I’ll admit there was a time when I thought I’d never need to learn fuel injection. I envisioned every hot rod, muscle car, or project car I’d ever own with a Holley carb perched proudly on the intake manifold. But, if I’m going to one day be the cool car dad who passes on a legacy of wrenching to his kids, I’m going to have to wrap my head around all this newfangled technology.
The first step in that direction was to attend a fuel-injection training course at Westech Performance that was put on by the good guys at FAST (Fuel Air Spark Technology). The class was lead by FAST’s David Page, who not only had a few profound thoughts about fuel injection, but also did a fantastic job of disseminating the modern technical vernacular and electronic wizardry to a room full of old-school carb guys. I can honestly say that after two days of classroom presentations and watching David work his magic on the engine dyno, I walked away with a much more in-depth understanding of how electronic injection works on a fundamental level and the benefits it can add to classic car ownership and racing alike.
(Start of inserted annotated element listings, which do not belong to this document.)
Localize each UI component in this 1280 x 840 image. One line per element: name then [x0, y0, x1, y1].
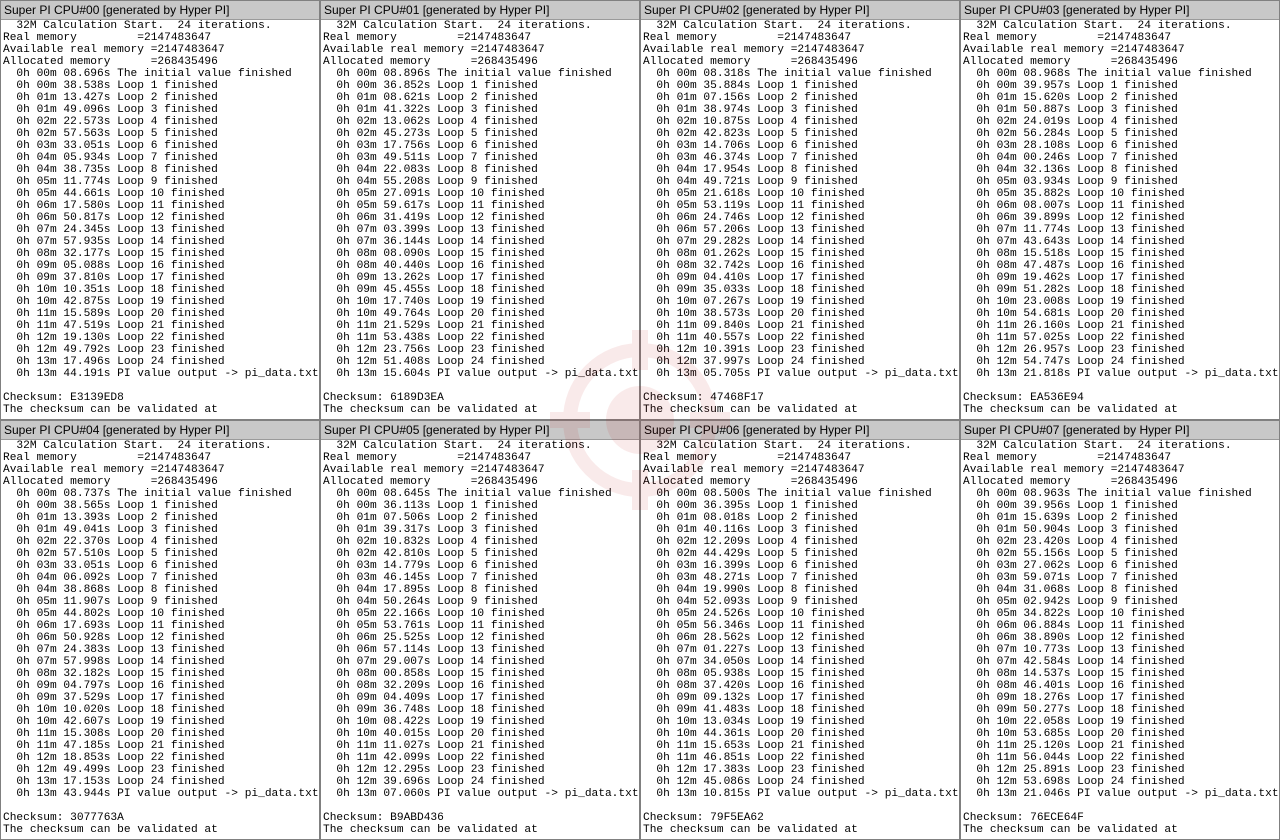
log-line: 0h 01m 50.887s Loop 3 finished [963, 104, 1178, 116]
log-line: 0h 09m 37.810s Loop 17 finished [3, 272, 225, 284]
log-line: 0h 05m 56.346s Loop 11 finished [643, 620, 865, 632]
log-line: 0h 07m 24.383s Loop 13 finished [3, 644, 225, 656]
log-line: 0h 00m 08.737s The initial value finished [3, 488, 292, 500]
log-line: Available real memory =2147483647 [3, 464, 225, 476]
log-line: 0h 12m 26.957s Loop 23 finished [963, 344, 1185, 356]
log-line: 0h 04m 17.954s Loop 8 finished [643, 164, 858, 176]
log-line: 0h 11m 09.840s Loop 21 finished [643, 320, 865, 332]
log-line: 0h 08m 40.440s Loop 16 finished [323, 260, 545, 272]
checksum-note: The checksum can be validated at [3, 824, 218, 836]
log-line: 0h 10m 23.008s Loop 19 finished [963, 296, 1185, 308]
log-line: 0h 01m 15.620s Loop 2 finished [963, 92, 1178, 104]
log-line: 0h 04m 06.092s Loop 7 finished [3, 572, 218, 584]
superpi-window-cpu04[interactable] [0, 420, 320, 840]
log-line: 0h 07m 10.773s Loop 13 finished [963, 644, 1185, 656]
log-line: 0h 00m 36.113s Loop 1 finished [323, 500, 538, 512]
blank-line [323, 800, 639, 812]
log-line: 0h 06m 57.114s Loop 13 finished [323, 644, 545, 656]
log-line: 0h 00m 08.963s The initial value finished [963, 488, 1252, 500]
log-line: 0h 09m 04.409s Loop 17 finished [323, 692, 545, 704]
log-line: 0h 13m 07.060s PI value output -> pi_data.txt [323, 788, 639, 800]
log-line: 0h 03m 59.071s Loop 7 finished [963, 572, 1178, 584]
log-line: 0h 01m 38.974s Loop 3 finished [643, 104, 858, 116]
log-line: 32M Calculation Start. 24 iterations. [3, 440, 272, 452]
log-line: 0h 13m 21.818s PI value output -> pi_data.txt [963, 368, 1279, 380]
log-line: 32M Calculation Start. 24 iterations. [3, 20, 272, 32]
log-line: 0h 03m 46.145s Loop 7 finished [323, 572, 538, 584]
log-line: 0h 01m 07.156s Loop 2 finished [643, 92, 858, 104]
log-line: 0h 07m 43.643s Loop 14 finished [963, 236, 1185, 248]
log-line: 0h 04m 22.083s Loop 8 finished [323, 164, 538, 176]
log-line: 0h 00m 08.896s The initial value finished [323, 68, 612, 80]
log-line: 0h 06m 17.693s Loop 11 finished [3, 620, 225, 632]
log-line: 0h 05m 11.774s Loop 9 finished [3, 176, 218, 188]
log-line: 0h 02m 13.062s Loop 4 finished [323, 116, 538, 128]
log-line: 0h 02m 42.810s Loop 5 finished [323, 548, 538, 560]
log-line: 0h 08m 47.487s Loop 16 finished [963, 260, 1185, 272]
log-line: 0h 11m 40.557s Loop 22 finished [643, 332, 865, 344]
log-line: 0h 06m 38.890s Loop 12 finished [963, 632, 1185, 644]
log-line: 0h 09m 35.033s Loop 18 finished [643, 284, 865, 296]
superpi-window-cpu00[interactable] [0, 0, 320, 420]
log-line: 0h 06m 28.562s Loop 12 finished [643, 632, 865, 644]
log-line: 0h 00m 08.696s The initial value finished [3, 68, 292, 80]
log-line: 0h 11m 11.027s Loop 21 finished [323, 740, 545, 752]
checksum-line: Checksum: EA536E94 [963, 392, 1084, 404]
log-line: 0h 02m 56.284s Loop 5 finished [963, 128, 1178, 140]
log-line: 0h 03m 33.051s Loop 6 finished [3, 140, 218, 152]
log-line: 0h 07m 01.227s Loop 13 finished [643, 644, 865, 656]
log-line: 0h 13m 44.191s PI value output -> pi_data.txt [3, 368, 319, 380]
output-log [963, 440, 1279, 839]
log-line: 0h 09m 51.282s Loop 18 finished [963, 284, 1185, 296]
log-line: 32M Calculation Start. 24 iterations. [963, 440, 1232, 452]
log-line: 0h 05m 53.119s Loop 11 finished [643, 200, 865, 212]
log-line: 0h 10m 17.740s Loop 19 finished [323, 296, 545, 308]
log-line: Real memory =2147483647 [643, 32, 852, 44]
log-line: 0h 03m 16.399s Loop 6 finished [643, 560, 858, 572]
output-log [643, 440, 959, 839]
log-line: 0h 08m 46.401s Loop 16 finished [963, 680, 1185, 692]
log-line: 0h 03m 27.062s Loop 6 finished [963, 560, 1178, 572]
blank-line [963, 380, 1279, 392]
log-line: 0h 11m 57.025s Loop 22 finished [963, 332, 1185, 344]
log-line: 0h 00m 08.318s The initial value finished [643, 68, 932, 80]
log-line: 0h 01m 13.427s Loop 2 finished [3, 92, 218, 104]
log-line: 0h 10m 08.422s Loop 19 finished [323, 716, 545, 728]
superpi-window-cpu06[interactable] [640, 420, 960, 840]
log-line: 0h 02m 10.832s Loop 4 finished [323, 536, 538, 548]
log-line: 0h 08m 01.262s Loop 15 finished [643, 248, 865, 260]
checksum-note: The checksum can be validated at [643, 824, 858, 836]
log-line: 0h 10m 53.685s Loop 20 finished [963, 728, 1185, 740]
log-line: Available real memory =2147483647 [643, 44, 865, 56]
log-line: 0h 13m 17.153s Loop 24 finished [3, 776, 225, 788]
log-line: 0h 03m 28.108s Loop 6 finished [963, 140, 1178, 152]
log-line: 0h 05m 53.761s Loop 11 finished [323, 620, 545, 632]
log-line: Allocated memory =268435496 [3, 476, 218, 488]
log-line: 0h 13m 17.496s Loop 24 finished [3, 356, 225, 368]
checksum-line: Checksum: 79F5EA62 [643, 812, 764, 824]
log-line: 32M Calculation Start. 24 iterations. [323, 440, 592, 452]
log-line: 0h 00m 35.884s Loop 1 finished [643, 80, 858, 92]
log-line: 0h 12m 12.295s Loop 23 finished [323, 764, 545, 776]
blank-line [643, 380, 959, 392]
checksum-note: The checksum can be validated at [643, 404, 858, 416]
log-line: 0h 02m 42.823s Loop 5 finished [643, 128, 858, 140]
log-line: 32M Calculation Start. 24 iterations. [643, 440, 912, 452]
log-line: Real memory =2147483647 [963, 452, 1172, 464]
log-line: 0h 04m 17.895s Loop 8 finished [323, 584, 538, 596]
log-line: 0h 12m 18.853s Loop 22 finished [3, 752, 225, 764]
log-line: 0h 08m 00.858s Loop 15 finished [323, 668, 545, 680]
log-line: 0h 11m 21.529s Loop 21 finished [323, 320, 545, 332]
log-line: 0h 12m 19.130s Loop 22 finished [3, 332, 225, 344]
log-line: 0h 12m 53.698s Loop 24 finished [963, 776, 1185, 788]
log-line: 0h 12m 10.391s Loop 23 finished [643, 344, 865, 356]
log-line: 0h 04m 31.068s Loop 8 finished [963, 584, 1178, 596]
log-line: 0h 01m 39.317s Loop 3 finished [323, 524, 538, 536]
log-line: 0h 05m 22.166s Loop 10 finished [323, 608, 545, 620]
log-line: 0h 08m 15.518s Loop 15 finished [963, 248, 1185, 260]
output-log [323, 440, 639, 839]
blank-line [323, 380, 639, 392]
superpi-window-cpu05[interactable] [320, 420, 640, 840]
log-line: 0h 08m 32.182s Loop 15 finished [3, 668, 225, 680]
log-line: Available real memory =2147483647 [643, 464, 865, 476]
checksum-note: The checksum can be validated at [323, 824, 538, 836]
log-line: 0h 11m 47.185s Loop 21 finished [3, 740, 225, 752]
checksum-line: Checksum: 3077763A [3, 812, 124, 824]
log-line: 0h 03m 14.706s Loop 6 finished [643, 140, 858, 152]
log-line: 0h 08m 32.742s Loop 16 finished [643, 260, 865, 272]
log-line: 0h 13m 21.046s PI value output -> pi_data.txt [963, 788, 1279, 800]
log-line: 0h 12m 37.997s Loop 24 finished [643, 356, 865, 368]
log-line: 0h 01m 41.322s Loop 3 finished [323, 104, 538, 116]
log-line: 0h 07m 24.345s Loop 13 finished [3, 224, 225, 236]
log-line: 0h 02m 57.510s Loop 5 finished [3, 548, 218, 560]
blank-line [3, 800, 319, 812]
log-line: 0h 07m 11.774s Loop 13 finished [963, 224, 1185, 236]
log-line: 0h 02m 55.156s Loop 5 finished [963, 548, 1178, 560]
log-line: 0h 04m 38.868s Loop 8 finished [3, 584, 218, 596]
checksum-line: Checksum: E3139ED8 [3, 392, 124, 404]
log-line: 0h 11m 25.120s Loop 21 finished [963, 740, 1185, 752]
log-line: 0h 02m 12.209s Loop 4 finished [643, 536, 858, 548]
log-line: 0h 08m 08.090s Loop 15 finished [323, 248, 545, 260]
log-line: 0h 11m 26.160s Loop 21 finished [963, 320, 1185, 332]
log-line: Available real memory =2147483647 [323, 464, 545, 476]
log-line: 0h 01m 08.621s Loop 2 finished [323, 92, 538, 104]
log-line: 0h 09m 36.748s Loop 18 finished [323, 704, 545, 716]
log-line: 0h 05m 59.617s Loop 11 finished [323, 200, 545, 212]
log-line: 0h 06m 39.899s Loop 12 finished [963, 212, 1185, 224]
log-line: 0h 00m 08.968s The initial value finished [963, 68, 1252, 80]
log-line: Real memory =2147483647 [323, 32, 532, 44]
log-line: 0h 07m 57.998s Loop 14 finished [3, 656, 225, 668]
log-line: Real memory =2147483647 [643, 452, 852, 464]
log-line: 0h 02m 44.429s Loop 5 finished [643, 548, 858, 560]
output-log [643, 20, 959, 419]
log-line: Real memory =2147483647 [323, 452, 532, 464]
log-line: 0h 05m 44.661s Loop 10 finished [3, 188, 225, 200]
log-line: 0h 04m 49.721s Loop 9 finished [643, 176, 858, 188]
log-line: 0h 07m 34.050s Loop 14 finished [643, 656, 865, 668]
log-line: 0h 13m 05.705s PI value output -> pi_data.txt [643, 368, 959, 380]
log-line: 0h 09m 05.088s Loop 16 finished [3, 260, 225, 272]
log-line: Real memory =2147483647 [3, 452, 212, 464]
log-line: 0h 05m 35.882s Loop 10 finished [963, 188, 1185, 200]
log-line: 0h 04m 50.264s Loop 9 finished [323, 596, 538, 608]
log-line: 0h 00m 39.956s Loop 1 finished [963, 500, 1178, 512]
log-line: 0h 06m 06.884s Loop 11 finished [963, 620, 1185, 632]
log-line: 0h 10m 10.351s Loop 18 finished [3, 284, 225, 296]
log-line: 0h 03m 17.756s Loop 6 finished [323, 140, 538, 152]
log-line: 0h 08m 32.177s Loop 15 finished [3, 248, 225, 260]
log-line: 0h 00m 38.565s Loop 1 finished [3, 500, 218, 512]
log-line: 0h 08m 37.420s Loop 16 finished [643, 680, 865, 692]
superpi-window-cpu07[interactable] [960, 420, 1280, 840]
log-line: 0h 01m 13.393s Loop 2 finished [3, 512, 218, 524]
checksum-line: Checksum: 76ECE64F [963, 812, 1084, 824]
superpi-window-cpu02[interactable] [640, 0, 960, 420]
log-line: 0h 09m 45.455s Loop 18 finished [323, 284, 545, 296]
checksum-line: Checksum: B9ABD436 [323, 812, 444, 824]
log-line: 0h 10m 40.015s Loop 20 finished [323, 728, 545, 740]
log-line: 0h 07m 29.007s Loop 14 finished [323, 656, 545, 668]
log-line: 0h 06m 17.580s Loop 11 finished [3, 200, 225, 212]
log-line: 0h 11m 56.044s Loop 22 finished [963, 752, 1185, 764]
log-line: 0h 04m 38.735s Loop 8 finished [3, 164, 218, 176]
log-line: 0h 06m 24.746s Loop 12 finished [643, 212, 865, 224]
blank-line [963, 800, 1279, 812]
log-line: 0h 02m 57.563s Loop 5 finished [3, 128, 218, 140]
log-line: 32M Calculation Start. 24 iterations. [643, 20, 912, 32]
log-line: 0h 08m 32.209s Loop 16 finished [323, 680, 545, 692]
log-line: 32M Calculation Start. 24 iterations. [963, 20, 1232, 32]
log-line: 0h 07m 57.935s Loop 14 finished [3, 236, 225, 248]
log-line: Real memory =2147483647 [963, 32, 1172, 44]
log-line: 0h 06m 57.206s Loop 13 finished [643, 224, 865, 236]
log-line: 0h 12m 25.891s Loop 23 finished [963, 764, 1185, 776]
log-line: 0h 00m 36.395s Loop 1 finished [643, 500, 858, 512]
log-line: 0h 09m 18.276s Loop 17 finished [963, 692, 1185, 704]
log-line: 0h 11m 15.308s Loop 20 finished [3, 728, 225, 740]
log-line: 0h 00m 08.500s The initial value finished [643, 488, 932, 500]
log-line: 0h 07m 29.282s Loop 14 finished [643, 236, 865, 248]
log-line: 0h 08m 05.938s Loop 15 finished [643, 668, 865, 680]
checksum-note: The checksum can be validated at [963, 824, 1178, 836]
log-line: 0h 13m 15.604s PI value output -> pi_data.txt [323, 368, 639, 380]
log-line: 0h 08m 14.537s Loop 15 finished [963, 668, 1185, 680]
log-line: 0h 11m 42.099s Loop 22 finished [323, 752, 545, 764]
log-line: 0h 06m 50.928s Loop 12 finished [3, 632, 225, 644]
log-line: 0h 11m 15.653s Loop 21 finished [643, 740, 865, 752]
log-line: 0h 10m 10.020s Loop 18 finished [3, 704, 225, 716]
log-line: 0h 05m 34.822s Loop 10 finished [963, 608, 1185, 620]
checksum-note: The checksum can be validated at [963, 404, 1178, 416]
log-line: 0h 10m 44.361s Loop 20 finished [643, 728, 865, 740]
window-title[interactable]: Super PI CPU#01 [generated by Hyper PI] [321, 1, 639, 20]
log-line: 0h 09m 09.132s Loop 17 finished [643, 692, 865, 704]
log-line: Allocated memory =268435496 [3, 56, 218, 68]
log-line: 32M Calculation Start. 24 iterations. [323, 20, 592, 32]
log-line: 0h 04m 32.136s Loop 8 finished [963, 164, 1178, 176]
log-line: 0h 01m 40.116s Loop 3 finished [643, 524, 858, 536]
log-line: 0h 04m 00.246s Loop 7 finished [963, 152, 1178, 164]
blank-line [3, 380, 319, 392]
log-line: 0h 10m 42.607s Loop 19 finished [3, 716, 225, 728]
log-line: Allocated memory =268435496 [643, 56, 858, 68]
log-line: 0h 07m 36.144s Loop 14 finished [323, 236, 545, 248]
log-line: 0h 12m 54.747s Loop 24 finished [963, 356, 1185, 368]
log-line: Available real memory =2147483647 [323, 44, 545, 56]
log-line: 0h 03m 48.271s Loop 7 finished [643, 572, 858, 584]
log-line: 0h 11m 15.589s Loop 20 finished [3, 308, 225, 320]
log-line: 0h 06m 25.525s Loop 12 finished [323, 632, 545, 644]
checksum-note: The checksum can be validated at [3, 404, 218, 416]
log-line: 0h 12m 23.756s Loop 23 finished [323, 344, 545, 356]
window-title[interactable]: Super PI CPU#06 [generated by Hyper PI] [641, 421, 959, 440]
log-line: 0h 03m 49.511s Loop 7 finished [323, 152, 538, 164]
log-line: 0h 02m 10.875s Loop 4 finished [643, 116, 858, 128]
log-line: 0h 04m 19.990s Loop 8 finished [643, 584, 858, 596]
log-line: 0h 12m 49.499s Loop 23 finished [3, 764, 225, 776]
log-line: 0h 05m 27.091s Loop 10 finished [323, 188, 545, 200]
log-line: 0h 01m 07.506s Loop 2 finished [323, 512, 538, 524]
window-title[interactable]: Super PI CPU#00 [generated by Hyper PI] [1, 1, 319, 20]
log-line: 0h 10m 54.681s Loop 20 finished [963, 308, 1185, 320]
log-line: 0h 13m 10.815s PI value output -> pi_data.txt [643, 788, 959, 800]
log-line: 0h 09m 04.797s Loop 16 finished [3, 680, 225, 692]
log-line: 0h 00m 38.538s Loop 1 finished [3, 80, 218, 92]
log-line: 0h 10m 22.058s Loop 19 finished [963, 716, 1185, 728]
log-line: 0h 10m 49.764s Loop 20 finished [323, 308, 545, 320]
log-line: 0h 07m 03.399s Loop 13 finished [323, 224, 545, 236]
window-title[interactable]: Super PI CPU#03 [generated by Hyper PI] [961, 1, 1279, 20]
log-line: 0h 11m 47.519s Loop 21 finished [3, 320, 225, 332]
log-line: 0h 12m 49.792s Loop 23 finished [3, 344, 225, 356]
log-line: 0h 10m 13.034s Loop 19 finished [643, 716, 865, 728]
window-title[interactable]: Super PI CPU#05 [generated by Hyper PI] [321, 421, 639, 440]
log-line: 0h 05m 24.526s Loop 10 finished [643, 608, 865, 620]
log-line: 0h 06m 50.817s Loop 12 finished [3, 212, 225, 224]
log-line: 0h 10m 07.267s Loop 19 finished [643, 296, 865, 308]
log-line: Real memory =2147483647 [3, 32, 212, 44]
superpi-window-cpu01[interactable] [320, 0, 640, 420]
blank-line [643, 800, 959, 812]
log-line: 0h 01m 49.096s Loop 3 finished [3, 104, 218, 116]
log-line: 0h 12m 51.408s Loop 24 finished [323, 356, 545, 368]
log-line: 0h 09m 37.529s Loop 17 finished [3, 692, 225, 704]
log-line: 0h 10m 42.875s Loop 19 finished [3, 296, 225, 308]
log-line: 0h 12m 17.383s Loop 23 finished [643, 764, 865, 776]
log-line: 0h 10m 38.573s Loop 20 finished [643, 308, 865, 320]
log-line: 0h 09m 04.410s Loop 17 finished [643, 272, 865, 284]
log-line: 0h 01m 49.041s Loop 3 finished [3, 524, 218, 536]
log-line: 0h 05m 02.942s Loop 9 finished [963, 596, 1178, 608]
log-line: 0h 04m 05.934s Loop 7 finished [3, 152, 218, 164]
log-line: 0h 05m 44.802s Loop 10 finished [3, 608, 225, 620]
log-line: 0h 05m 11.907s Loop 9 finished [3, 596, 218, 608]
log-line: Allocated memory =268435496 [643, 476, 858, 488]
log-line: 0h 02m 22.370s Loop 4 finished [3, 536, 218, 548]
output-log [3, 20, 319, 419]
log-line: 0h 00m 36.852s Loop 1 finished [323, 80, 538, 92]
log-line: 0h 06m 31.419s Loop 12 finished [323, 212, 545, 224]
superpi-window-cpu03[interactable] [960, 0, 1280, 420]
log-line: 0h 02m 22.573s Loop 4 finished [3, 116, 218, 128]
output-log [963, 20, 1279, 419]
log-line: Allocated memory =268435496 [323, 476, 538, 488]
log-line: Allocated memory =268435496 [963, 476, 1178, 488]
log-line: 0h 03m 14.779s Loop 6 finished [323, 560, 538, 572]
log-line: 0h 00m 39.957s Loop 1 finished [963, 80, 1178, 92]
log-line: 0h 05m 21.618s Loop 10 finished [643, 188, 865, 200]
log-line: 0h 04m 55.208s Loop 9 finished [323, 176, 538, 188]
window-title[interactable]: Super PI CPU#02 [generated by Hyper PI] [641, 1, 959, 20]
log-line: 0h 00m 08.645s The initial value finished [323, 488, 612, 500]
log-line: Available real memory =2147483647 [963, 44, 1185, 56]
log-line: 0h 09m 19.462s Loop 17 finished [963, 272, 1185, 284]
log-line: 0h 13m 43.944s PI value output -> pi_data.txt [3, 788, 319, 800]
output-log [323, 20, 639, 419]
log-line: 0h 03m 46.374s Loop 7 finished [643, 152, 858, 164]
log-line: 0h 09m 50.277s Loop 18 finished [963, 704, 1185, 716]
log-line: 0h 03m 33.051s Loop 6 finished [3, 560, 218, 572]
log-line: Available real memory =2147483647 [3, 44, 225, 56]
output-log [3, 440, 319, 839]
log-line: 0h 01m 08.018s Loop 2 finished [643, 512, 858, 524]
log-line: 0h 05m 03.934s Loop 9 finished [963, 176, 1178, 188]
log-line: 0h 04m 52.093s Loop 9 finished [643, 596, 858, 608]
log-line: 0h 11m 53.438s Loop 22 finished [323, 332, 545, 344]
log-line: Available real memory =2147483647 [963, 464, 1185, 476]
window-title[interactable]: Super PI CPU#04 [generated by Hyper PI] [1, 421, 319, 440]
log-line: 0h 11m 46.851s Loop 22 finished [643, 752, 865, 764]
checksum-note: The checksum can be validated at [323, 404, 538, 416]
checksum-line: Checksum: 6189D3EA [323, 392, 444, 404]
log-line: 0h 02m 24.019s Loop 4 finished [963, 116, 1178, 128]
log-line: 0h 09m 41.483s Loop 18 finished [643, 704, 865, 716]
log-line: 0h 12m 45.086s Loop 24 finished [643, 776, 865, 788]
log-line: 0h 07m 42.584s Loop 14 finished [963, 656, 1185, 668]
log-line: 0h 12m 39.696s Loop 24 finished [323, 776, 545, 788]
log-line: 0h 01m 15.639s Loop 2 finished [963, 512, 1178, 524]
log-line: 0h 02m 45.273s Loop 5 finished [323, 128, 538, 140]
log-line: Allocated memory =268435496 [323, 56, 538, 68]
log-line: Allocated memory =268435496 [963, 56, 1178, 68]
window-title[interactable]: Super PI CPU#07 [generated by Hyper PI] [961, 421, 1279, 440]
checksum-line: Checksum: 47468F17 [643, 392, 764, 404]
log-line: 0h 09m 13.262s Loop 17 finished [323, 272, 545, 284]
log-line: 0h 06m 08.007s Loop 11 finished [963, 200, 1185, 212]
log-line: 0h 01m 50.904s Loop 3 finished [963, 524, 1178, 536]
log-line: 0h 02m 23.420s Loop 4 finished [963, 536, 1178, 548]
One of the most interesting takeaways from the presentation was that all of the knowledge amassed from years of tuning carbs isn’t lost upon moving to fuel injection. In fact, the vast majority of it transfers directly over. The numbers on a fuel table are in many ways just carburetor jet sizes, determined by engine load and rpm. And, tuning a carburetor’s accelerator pump transitions directly into tuning acceleration enrichment tables. Oh, and spark timing is still … well, it’s still just spark timing—only there is far less chance of getting shocked from a faulty plug wire when you’re nestled safely behind a keyboard. I’ve come to understand that fuel injection is just a modern twist on something most of us hot rodders already understand, and that at the end of the day whatever is underneath that guise of digital control, is the same engine we’ve been wrenching on for years.
There’s nothing wrong with carburetors and don’t let anyone tell you otherwise. They have a well-deserved place in restorations, racing, and especially street cars. But don’t think for one second you aren’t capable of learning how fuel injection works.
In David’s words, “You can either be scared of fuel injection or you can educate yourself on how it works.” I think I’ll stick with the latter.